I once was a fan of Denis Leary. He’s funny, irreverent, and often he’s pretty insightful. But now, it seems he doesn’t know the difference between “insightful” and “inciteful.”

It seems that Mr. Leary recently wrote a book with the provocative title, Why We Suck: A Feel-Good Guide to Staying Fat, Loud, Lazy and Stupid. In it, he decided to include a chapter that could have been written by Michael Savage.

It has been reported that the book includes the following:
There is a huge boom in autism right now because inattentive mothers and competitive dads want an explanation for why their dumb-ass kids can’t compete academically, so they throw money into the happy laps of shrinks . . . to get back diagnoses that help explain away the deficiencies of their junior morons. I don’t give a [bleep] what these crackerjack whack jobs tell you – yer kid is NOT autistic. He’s just stupid. Or lazy. Or both.

In a recent interview, Mr. Leary said he wouldn’t mind if his book tour would be picketed by Jenny McCarthy because it would help sell more books. I suppose that’s what it is all about. Spout out anything that comes to mind as long as it sells.

Maybe I wouldn’t mind if his ignorance was pointed in another direction. That’s my failing; I should be just as pissed off at any of his rants that picks unfairly at one group or another. I suppose I should be grateful. Mr. Leary has showed me something about myself that is a little uncomfortable. I can work on that. He’s also shown me something about himself, and I can work on that too. I can henceforth ignore Mr. Leary in all of his endeavors.
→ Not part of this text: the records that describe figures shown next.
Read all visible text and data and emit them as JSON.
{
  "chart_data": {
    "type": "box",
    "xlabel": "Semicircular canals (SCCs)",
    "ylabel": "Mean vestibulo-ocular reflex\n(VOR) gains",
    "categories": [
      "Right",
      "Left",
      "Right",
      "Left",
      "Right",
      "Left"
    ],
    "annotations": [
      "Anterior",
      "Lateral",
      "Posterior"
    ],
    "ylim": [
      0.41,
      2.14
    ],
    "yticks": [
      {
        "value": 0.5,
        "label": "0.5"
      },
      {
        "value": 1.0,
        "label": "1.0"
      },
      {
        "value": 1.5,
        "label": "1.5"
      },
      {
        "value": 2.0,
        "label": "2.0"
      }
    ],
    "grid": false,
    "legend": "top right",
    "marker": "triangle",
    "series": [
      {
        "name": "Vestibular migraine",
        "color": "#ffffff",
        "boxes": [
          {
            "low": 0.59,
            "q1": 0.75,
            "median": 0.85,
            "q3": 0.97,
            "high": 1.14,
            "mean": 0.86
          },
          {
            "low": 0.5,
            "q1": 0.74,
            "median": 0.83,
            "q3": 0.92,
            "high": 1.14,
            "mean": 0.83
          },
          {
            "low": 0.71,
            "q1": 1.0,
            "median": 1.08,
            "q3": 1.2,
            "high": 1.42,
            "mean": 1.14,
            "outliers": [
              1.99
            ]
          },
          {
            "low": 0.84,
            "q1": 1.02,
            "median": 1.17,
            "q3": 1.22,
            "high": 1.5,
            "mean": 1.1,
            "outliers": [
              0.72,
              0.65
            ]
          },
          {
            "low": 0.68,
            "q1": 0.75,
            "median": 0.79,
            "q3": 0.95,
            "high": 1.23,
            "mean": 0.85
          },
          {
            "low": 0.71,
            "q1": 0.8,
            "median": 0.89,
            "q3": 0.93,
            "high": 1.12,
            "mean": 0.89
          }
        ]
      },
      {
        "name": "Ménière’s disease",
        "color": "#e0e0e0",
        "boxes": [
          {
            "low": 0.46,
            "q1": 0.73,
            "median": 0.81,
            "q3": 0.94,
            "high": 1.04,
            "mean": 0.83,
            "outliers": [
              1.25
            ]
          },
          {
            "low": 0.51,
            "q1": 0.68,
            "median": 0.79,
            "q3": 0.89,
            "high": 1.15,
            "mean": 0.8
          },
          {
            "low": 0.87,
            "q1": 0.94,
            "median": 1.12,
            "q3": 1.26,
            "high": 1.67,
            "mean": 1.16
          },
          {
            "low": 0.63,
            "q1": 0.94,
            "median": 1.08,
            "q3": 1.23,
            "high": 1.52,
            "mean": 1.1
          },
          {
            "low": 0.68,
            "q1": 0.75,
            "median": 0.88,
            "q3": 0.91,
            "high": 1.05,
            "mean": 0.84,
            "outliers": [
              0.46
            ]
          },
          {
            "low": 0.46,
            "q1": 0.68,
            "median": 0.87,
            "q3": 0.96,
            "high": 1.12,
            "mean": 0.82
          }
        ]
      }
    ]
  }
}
Within a half-hour of posting the above, I got a Google news update indicating that Denis Leary is trying to explain his comments. According to one story, Mr. Leary says that we all need to read the book so that we may see:
. . . the sections I thought made my feelings about autism very clear: that I not only support the current rational approaches to the diagnoses and treatment of real autism but have witnessed it firsthand while watching very dear old friends raise a functioning autistic child.

He goes on to say:
The point of the chapter is not that autism doesn't exist—it obviously does—and I have nothing but admiration and respect for parents dealing with the issue, including the ones I know," Leary continued in the statement he released today.

The bulk of the chapter deals with grown men who are either self-diagnosing themselves with low-level offshoots of the disease or wishing they could as a way to explain their failed careers and troublesome progeny.

Of course, this entire misunderstanding can be easily avoided simply by doing one thing — reading the book. Taking one or two sentences out of context — especially when it involves an entire chapter devoted to the subject — is unfair and ill-advised.

Fair enough. I haven't read the book. But assuming the quote from the book is reasonably accurate — not necessarily complete, but reasonably accurate — there is an obvious disconnect between what he wrote and what he says he intended. I'm not buying it.


Check out what Ginger has to say on this. Her post is thoughtful, balanced, and right on target.


Anonymous Anonymous said...

Wow, great insight. You are living up to the "injecting sense" goal today. I've always thought he was funny too, now I wonder how many other people felt like I did today when I saw his ignorant comments. I would love to have Mr. Leary come stay with us for a week. Maybe if he was lucky he would see my daughter fake a seizure too.

10/15/08, 8:24 PM  
Blogger ~Zurama Arencibia Nuñez~ said...

I used to like him too. What an ignoramus.